Description
Related to #206 and partly to #66, a feature request: allow sparse gradients for getindex, as pytorch does for its embedding layer.
I have a large embedding matrix and the gradient for getindex is creating a large array of zeroes every time it's called and this kills my GPU performance. I don't think the getindex should use sparse data structures in the general case, and I'm not sure whats the best API for that, but this is just a big road block for me.

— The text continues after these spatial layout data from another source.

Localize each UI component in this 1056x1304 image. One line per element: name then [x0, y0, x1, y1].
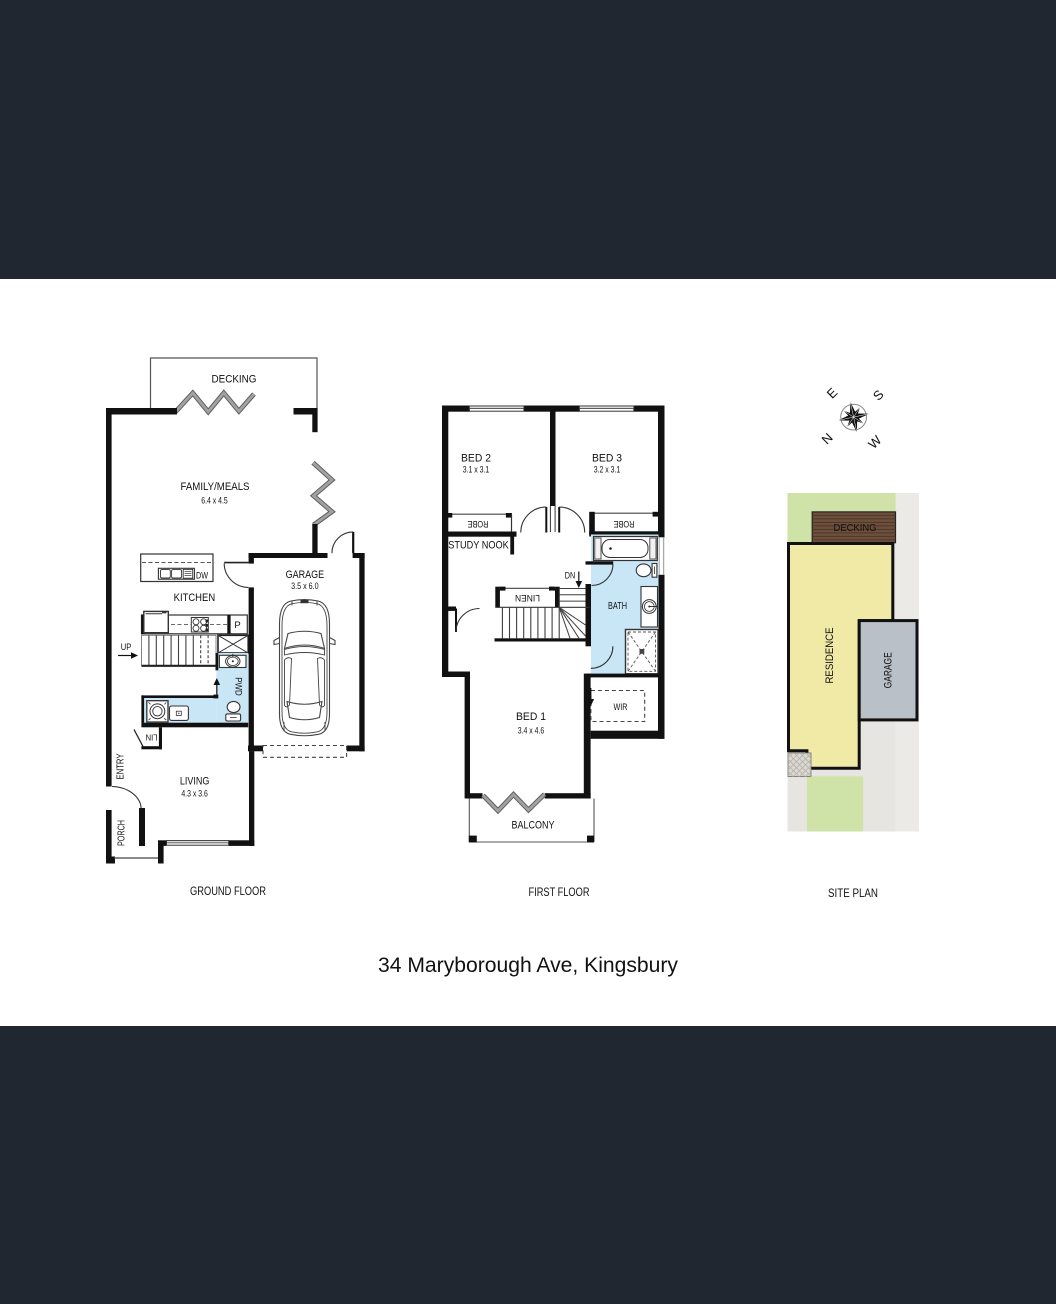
svg-text:DECKING: DECKING: [834, 522, 877, 534]
svg-text:LINEN: LINEN: [515, 593, 540, 603]
svg-text:34 Maryborough Ave, Kingsbury: 34 Maryborough Ave, Kingsbury: [378, 953, 678, 977]
svg-text:DW: DW: [196, 570, 208, 581]
svg-text:BED 2: BED 2: [461, 453, 491, 465]
svg-text:FIRST FLOOR: FIRST FLOOR: [529, 885, 590, 899]
svg-text:BED 1: BED 1: [516, 711, 546, 723]
svg-text:ENTRY: ENTRY: [116, 753, 127, 779]
svg-text:PWD: PWD: [234, 677, 244, 696]
svg-text:4.3 x 3.6: 4.3 x 3.6: [181, 789, 208, 799]
svg-text:SITE PLAN: SITE PLAN: [828, 886, 878, 900]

I have troubles using views and sparse arrays with CuArrays and Flux (https://github.com/JuliaGPU/CuArrays.jl/issues/267#issue-403606632), so I couldn't really experiment with the idea.
Some API ideas
a) Define a minimal Embedding
struct and use a special gradient definition for getindexing into this type. E[:,i]
dispatches to the sparse definition of getindex because E isa Embedding
.
b) Define a special indexing type, i.e. X[:, sparsely(i)]
dispatches to the sparse definition of getindex becase of the resulting type of sparsely(i)
c) Define a function sparsegetindex(x, i...)
that is just getindex
with a sparse grad definition
As a workaround I guess I can split the big embbedding matrix into multiple small ones, but I'm really not looking forward working with this kind of setup.
Thanks a lot and please let me know if I can help (but my GPU and Tracker knowledge is limited).